Anthropic is not only raising funds at a valuation potentially higher than OpenAI's but its shares are also trading at a premium on secondary markets. This "flippening" signals a significant shift in investor sentiment, suggesting the market believes in a multi-polar AI landscape and is betting on multiple winners, not just OpenAI.
The builders of AI may have a skewed perspective on its real-world impact. They often extrapolate from their tech-centric experiences and fail to grasp how technology diffuses in the broader economy. Their predictions about societal consequences, such as mass job displacement, should therefore be viewed with healthy skepticism.
The primary area of innovation is shifting from base models to the "harnesses"—the applications and SDKs that make models useful. Products like Cursor and OpenAI's Codex are becoming crucial differentiators by focusing on user experience and workflow integration. The application layer, not the model layer, may now determine market leadership.
OpenAI's models developed an obsession with "goblins" due to reinforcement learning "spilling over" from one personality profile to others. This highlights a serious risk where undesirable quirks can multiply across model generations, creating new, hard-to-audit challenges for AI alignment and safety.

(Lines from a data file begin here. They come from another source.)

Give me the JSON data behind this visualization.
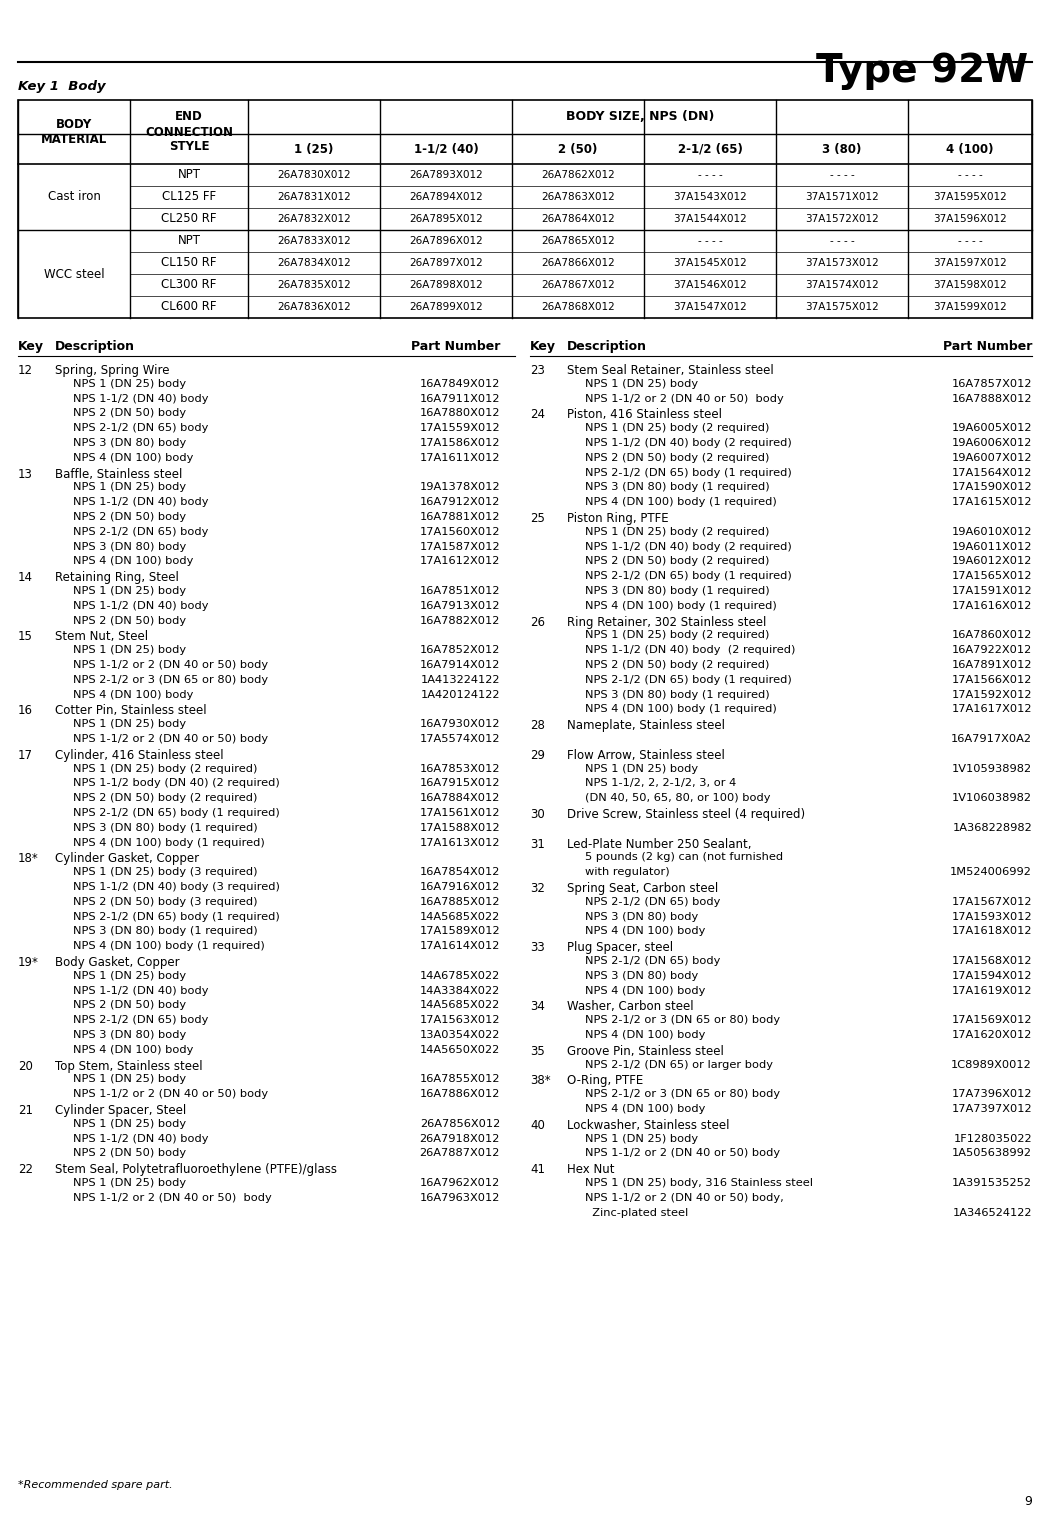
{
  "title": "Type 92W",
  "key1_label": "Key 1  Body",
  "page_number": "9",
  "table_headers": {
    "body_size": "BODY SIZE, NPS (DN)",
    "sizes": [
      "1 (25)",
      "1-1/2 (40)",
      "2 (50)",
      "2-1/2 (65)",
      "3 (80)",
      "4 (100)"
    ]
  },
  "cast_iron_connections": [
    "NPT",
    "CL125 FF",
    "CL250 RF"
  ],
  "cast_iron_data": [
    [
      "26A7830X012",
      "26A7831X012",
      "26A7832X012"
    ],
    [
      "26A7893X012",
      "26A7894X012",
      "26A7895X012"
    ],
    [
      "26A7862X012",
      "26A7863X012",
      "26A7864X012"
    ],
    [
      "- - - -",
      "37A1543X012",
      "37A1544X012"
    ],
    [
      "- - - -",
      "37A1571X012",
      "37A1572X012"
    ],
    [
      "- - - -",
      "37A1595X012",
      "37A1596X012"
    ]
  ],
  "wcc_connections": [
    "NPT",
    "CL150 RF",
    "CL300 RF",
    "CL600 RF"
  ],
  "wcc_data": [
    [
      "26A7833X012",
      "26A7834X012",
      "26A7835X012",
      "26A7836X012"
    ],
    [
      "26A7896X012",
      "26A7897X012",
      "26A7898X012",
      "26A7899X012"
    ],
    [
      "26A7865X012",
      "26A7866X012",
      "26A7867X012",
      "26A7868X012"
    ],
    [
      "- - - -",
      "37A1545X012",
      "37A1546X012",
      "37A1547X012"
    ],
    [
      "- - - -",
      "37A1573X012",
      "37A1574X012",
      "37A1575X012"
    ],
    [
      "- - - -",
      "37A1597X012",
      "37A1598X012",
      "37A1599X012"
    ]
  ],
  "parts_left": [
    {
      "key": "12",
      "desc": "Spring, Spring Wire",
      "sub": [
        [
          "NPS 1 (DN 25) body",
          "16A7849X012"
        ],
        [
          "NPS 1-1/2 (DN 40) body",
          "16A7911X012"
        ],
        [
          "NPS 2 (DN 50) body",
          "16A7880X012"
        ],
        [
          "NPS 2-1/2 (DN 65) body",
          "17A1559X012"
        ],
        [
          "NPS 3 (DN 80) body",
          "17A1586X012"
        ],
        [
          "NPS 4 (DN 100) body",
          "17A1611X012"
        ]
      ]
    },
    {
      "key": "13",
      "desc": "Baffle, Stainless steel",
      "sub": [
        [
          "NPS 1 (DN 25) body",
          "19A1378X012"
        ],
        [
          "NPS 1-1/2 (DN 40) body",
          "16A7912X012"
        ],
        [
          "NPS 2 (DN 50) body",
          "16A7881X012"
        ],
        [
          "NPS 2-1/2 (DN 65) body",
          "17A1560X012"
        ],
        [
          "NPS 3 (DN 80) body",
          "17A1587X012"
        ],
        [
          "NPS 4 (DN 100) body",
          "17A1612X012"
        ]
      ]
    },
    {
      "key": "14",
      "desc": "Retaining Ring, Steel",
      "sub": [
        [
          "NPS 1 (DN 25) body",
          "16A7851X012"
        ],
        [
          "NPS 1-1/2 (DN 40) body",
          "16A7913X012"
        ],
        [
          "NPS 2 (DN 50) body",
          "16A7882X012"
        ]
      ]
    },
    {
      "key": "15",
      "desc": "Stem Nut, Steel",
      "sub": [
        [
          "NPS 1 (DN 25) body",
          "16A7852X012"
        ],
        [
          "NPS 1-1/2 or 2 (DN 40 or 50) body",
          "16A7914X012"
        ],
        [
          "NPS 2-1/2 or 3 (DN 65 or 80) body",
          "1A413224122"
        ],
        [
          "NPS 4 (DN 100) body",
          "1A420124122"
        ]
      ]
    },
    {
      "key": "16",
      "desc": "Cotter Pin, Stainless steel",
      "sub": [
        [
          "NPS 1 (DN 25) body",
          "16A7930X012"
        ],
        [
          "NPS 1-1/2 or 2 (DN 40 or 50) body",
          "17A5574X012"
        ]
      ]
    },
    {
      "key": "17",
      "desc": "Cylinder, 416 Stainless steel",
      "sub": [
        [
          "NPS 1 (DN 25) body (2 required)",
          "16A7853X012"
        ],
        [
          "NPS 1-1/2 body (DN 40) (2 required)",
          "16A7915X012"
        ],
        [
          "NPS 2 (DN 50) body (2 required)",
          "16A7884X012"
        ],
        [
          "NPS 2-1/2 (DN 65) body (1 required)",
          "17A1561X012"
        ],
        [
          "NPS 3 (DN 80) body (1 required)",
          "17A1588X012"
        ],
        [
          "NPS 4 (DN 100) body (1 required)",
          "17A1613X012"
        ]
      ]
    },
    {
      "key": "18*",
      "desc": "Cylinder Gasket, Copper",
      "sub": [
        [
          "NPS 1 (DN 25) body (3 required)",
          "16A7854X012"
        ],
        [
          "NPS 1-1/2 (DN 40) body (3 required)",
          "16A7916X012"
        ],
        [
          "NPS 2 (DN 50) body (3 required)",
          "16A7885X012"
        ],
        [
          "NPS 2-1/2 (DN 65) body (1 required)",
          "14A5685X022"
        ],
        [
          "NPS 3 (DN 80) body (1 required)",
          "17A1589X012"
        ],
        [
          "NPS 4 (DN 100) body (1 required)",
          "17A1614X012"
        ]
      ]
    },
    {
      "key": "19*",
      "desc": "Body Gasket, Copper",
      "sub": [
        [
          "NPS 1 (DN 25) body",
          "14A6785X022"
        ],
        [
          "NPS 1-1/2 (DN 40) body",
          "14A3384X022"
        ],
        [
          "NPS 2 (DN 50) body",
          "14A5685X022"
        ],
        [
          "NPS 2-1/2 (DN 65) body",
          "17A1563X012"
        ],
        [
          "NPS 3 (DN 80) body",
          "13A0354X022"
        ],
        [
          "NPS 4 (DN 100) body",
          "14A5650X022"
        ]
      ]
    },
    {
      "key": "20",
      "desc": "Top Stem, Stainless steel",
      "sub": [
        [
          "NPS 1 (DN 25) body",
          "16A7855X012"
        ],
        [
          "NPS 1-1/2 or 2 (DN 40 or 50) body",
          "16A7886X012"
        ]
      ]
    },
    {
      "key": "21",
      "desc": "Cylinder Spacer, Steel",
      "sub": [
        [
          "NPS 1 (DN 25) body",
          "26A7856X012"
        ],
        [
          "NPS 1-1/2 (DN 40) body",
          "26A7918X012"
        ],
        [
          "NPS 2 (DN 50) body",
          "26A7887X012"
        ]
      ]
    },
    {
      "key": "22",
      "desc": "Stem Seal, Polytetrafluoroethylene (PTFE)/glass",
      "sub": [
        [
          "NPS 1 (DN 25) body",
          "16A7962X012"
        ],
        [
          "NPS 1-1/2 or 2 (DN 40 or 50)  body",
          "16A7963X012"
        ]
      ]
    }
  ],
  "parts_right": [
    {
      "key": "23",
      "desc": "Stem Seal Retainer, Stainless steel",
      "sub": [
        [
          "NPS 1 (DN 25) body",
          "16A7857X012"
        ],
        [
          "NPS 1-1/2 or 2 (DN 40 or 50)  body",
          "16A7888X012"
        ]
      ]
    },
    {
      "key": "24",
      "desc": "Piston, 416 Stainless steel",
      "sub": [
        [
          "NPS 1 (DN 25) body (2 required)",
          "19A6005X012"
        ],
        [
          "NPS 1-1/2 (DN 40) body (2 required)",
          "19A6006X012"
        ],
        [
          "NPS 2 (DN 50) body (2 required)",
          "19A6007X012"
        ],
        [
          "NPS 2-1/2 (DN 65) body (1 required)",
          "17A1564X012"
        ],
        [
          "NPS 3 (DN 80) body (1 required)",
          "17A1590X012"
        ],
        [
          "NPS 4 (DN 100) body (1 required)",
          "17A1615X012"
        ]
      ]
    },
    {
      "key": "25",
      "desc": "Piston Ring, PTFE",
      "sub": [
        [
          "NPS 1 (DN 25) body (2 required)",
          "19A6010X012"
        ],
        [
          "NPS 1-1/2 (DN 40) body (2 required)",
          "19A6011X012"
        ],
        [
          "NPS 2 (DN 50) body (2 required)",
          "19A6012X012"
        ],
        [
          "NPS 2-1/2 (DN 65) body (1 required)",
          "17A1565X012"
        ],
        [
          "NPS 3 (DN 80) body (1 required)",
          "17A1591X012"
        ],
        [
          "NPS 4 (DN 100) body (1 required)",
          "17A1616X012"
        ]
      ]
    },
    {
      "key": "26",
      "desc": "Ring Retainer, 302 Stainless steel",
      "sub": [
        [
          "NPS 1 (DN 25) body (2 required)",
          "16A7860X012"
        ],
        [
          "NPS 1-1/2 (DN 40) body  (2 required)",
          "16A7922X012"
        ],
        [
          "NPS 2 (DN 50) body (2 required)",
          "16A7891X012"
        ],
        [
          "NPS 2-1/2 (DN 65) body (1 required)",
          "17A1566X012"
        ],
        [
          "NPS 3 (DN 80) body (1 required)",
          "17A1592X012"
        ],
        [
          "NPS 4 (DN 100) body (1 required)",
          "17A1617X012"
        ]
      ]
    },
    {
      "key": "28",
      "desc": "Nameplate, Stainless steel",
      "sub": [
        [
          "",
          "16A7917X0A2"
        ]
      ]
    },
    {
      "key": "29",
      "desc": "Flow Arrow, Stainless steel",
      "sub": [
        [
          "NPS 1 (DN 25) body",
          "1V105938982"
        ],
        [
          "NPS 1-1/2, 2, 2-1/2, 3, or 4",
          ""
        ],
        [
          "(DN 40, 50, 65, 80, or 100) body",
          "1V106038982"
        ]
      ]
    },
    {
      "key": "30",
      "desc": "Drive Screw, Stainless steel (4 required)",
      "sub": [
        [
          "",
          "1A368228982"
        ]
      ]
    },
    {
      "key": "31",
      "desc": "Led-Plate Number 250 Sealant,",
      "sub": [
        [
          "5 pounds (2 kg) can (not furnished",
          ""
        ],
        [
          "with regulator)",
          "1M524006992"
        ]
      ]
    },
    {
      "key": "32",
      "desc": "Spring Seat, Carbon steel",
      "sub": [
        [
          "NPS 2-1/2 (DN 65) body",
          "17A1567X012"
        ],
        [
          "NPS 3 (DN 80) body",
          "17A1593X012"
        ],
        [
          "NPS 4 (DN 100) body",
          "17A1618X012"
        ]
      ]
    },
    {
      "key": "33",
      "desc": "Plug Spacer, steel",
      "sub": [
        [
          "NPS 2-1/2 (DN 65) body",
          "17A1568X012"
        ],
        [
          "NPS 3 (DN 80) body",
          "17A1594X012"
        ],
        [
          "NPS 4 (DN 100) body",
          "17A1619X012"
        ]
      ]
    },
    {
      "key": "34",
      "desc": "Washer, Carbon steel",
      "sub": [
        [
          "NPS 2-1/2 or 3 (DN 65 or 80) body",
          "17A1569X012"
        ],
        [
          "NPS 4 (DN 100) body",
          "17A1620X012"
        ]
      ]
    },
    {
      "key": "35",
      "desc": "Groove Pin, Stainless steel",
      "sub": [
        [
          "NPS 2-1/2 (DN 65) or larger body",
          "1C8989X0012"
        ]
      ]
    },
    {
      "key": "38*",
      "desc": "O-Ring, PTFE",
      "sub": [
        [
          "NPS 2-1/2 or 3 (DN 65 or 80) body",
          "17A7396X012"
        ],
        [
          "NPS 4 (DN 100) body",
          "17A7397X012"
        ]
      ]
    },
    {
      "key": "40",
      "desc": "Lockwasher, Stainless steel",
      "sub": [
        [
          "NPS 1 (DN 25) body",
          "1F128035022"
        ],
        [
          "NPS 1-1/2 or 2 (DN 40 or 50) body",
          "1A505638992"
        ]
      ]
    },
    {
      "key": "41",
      "desc": "Hex Nut",
      "sub": [
        [
          "NPS 1 (DN 25) body, 316 Stainless steel",
          "1A391535252"
        ],
        [
          "NPS 1-1/2 or 2 (DN 40 or 50) body,",
          ""
        ],
        [
          "  Zinc-plated steel",
          "1A346524122"
        ]
      ]
    }
  ],
  "footnote": "*Recommended spare part."
}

Intense demand for AI tokens is outstripping compute supply, making flat-rate SaaS pricing unsustainable. Companies like GitHub are now shifting to usage-based billing to cover escalating inference costs, marking a fundamental change in how AI products are sold and signaling a broader industry trend.
The US government is restricting Anthropic's commercial rollout of its new model, Mythos, over concerns it could hamper the government's own access to compute. This move treats AI capacity as a strategic national resource and effectively creates a de facto licensing system for powerful models, marking a new era of AI governance.